I want to address only the concern that joining to mutiple tables will casue a performance hit. Do not be afraid to normalize because you will have to do joins. Joins are normal and expected in relational datbases and they are designed to handle them well. You will need to set PK/FK relationships (for data integrity, this is important to consider in designing) but in many databases FKs are not automatically indexed. Since they wil be used in the joins, you will definitelty want to start by indexing the FKS. PKs generally get an index on creation as they have to be unique. It is true that datawarehouse design reduces the number of joins, but usually one doesn't get to the point of data warehousing until one has millions of records needed to be accessed in one report. Even then almost all data warehouses start with a transactional database to collect the data in real time and then data is moved to the warehouse on a schedule (nightly or monthly or whatever the business need is). So this is a good start even if you need to design a data warehouse later to improve report performance.
I must say your design is impressive for a first year CS student.
It isn't over-engineered, this is how I would approach the problem. Joining is fine, there won't be much of a performance hit (it's completely necessary unless you de-normalise the database out which isn't recommended!). For statuses, see if you can use an enum datatype instead to optimise that table out.
I've worked in the training / school domain and I thought I'd point out that there's generally a M:1 relationship between what you call "sessions" (instances of a given course) and the course itself. In other words, your catalog offers the course ("Spanish 101" or whatever), but you might have two different instances of it during a single semester (Tu-Th taught by Smith, Wed-Fri taught by Jones).
Other than that, it looks like a good start. I bet you'll find that the client domain (graphs leading to "clients") is more complex than you've modeled, but don't go overboard with that until you've got some real data to guide you.
A few things came to mind:
The tables seemed geared to reporting, but not really running the business.

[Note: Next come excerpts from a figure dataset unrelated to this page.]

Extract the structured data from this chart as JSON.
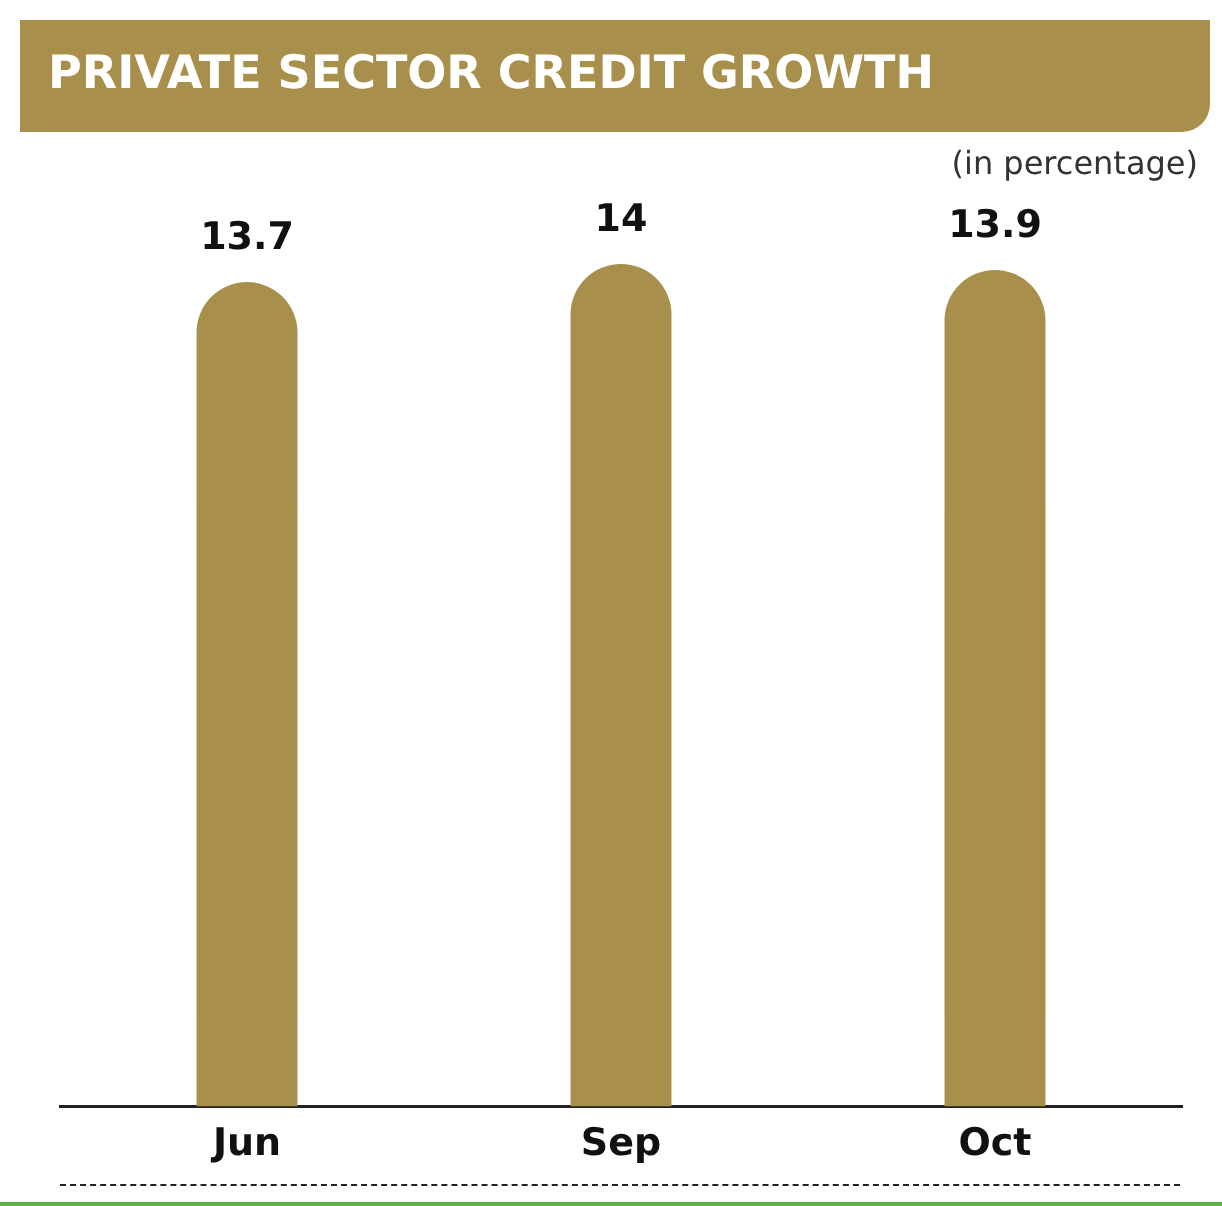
{
  "chart_data": {
    "type": "bar",
    "title": "PRIVATE SECTOR CREDIT GROWTH",
    "subtitle": "(in percentage)",
    "categories": [
      "Jun",
      "Sep",
      "Oct"
    ],
    "values": [
      13.7,
      14,
      13.9
    ],
    "color": "#a88f4c",
    "data_labels": true,
    "grid": false,
    "legend": false
  }
}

I would think when a client signs up, there's essentially an order being placed for the client attending a list of sessions, and that order might be for multiple employees in one company. It would seem an "order" table would really be at the center of your system and driving your data capture and eventual reporting. (Compare the paper documents you've been using to run the business with your database design to see if there's a logical match.)
Companies often don't have divisions. Employees sometimes change divisions/departments, maybe even mid-session. Companies sometimes add/delete/rename divisions/departments. Make sure the possible realtime changing contents of your tables doesn't make subsequent reporting/grouping difficult. With so much contact data split over so many tables, you might have to enforce very strict data entry validation to keep your reports meaningful and inclusive. Eg, when a new client is added, making sure his company/division/department/city match the same values as his coworkers.
The "packs" concept isn't clear at all.
Since you indicate it's a small business, it would be surprising if performance would be an issue, considering the speed and capacity of current machines.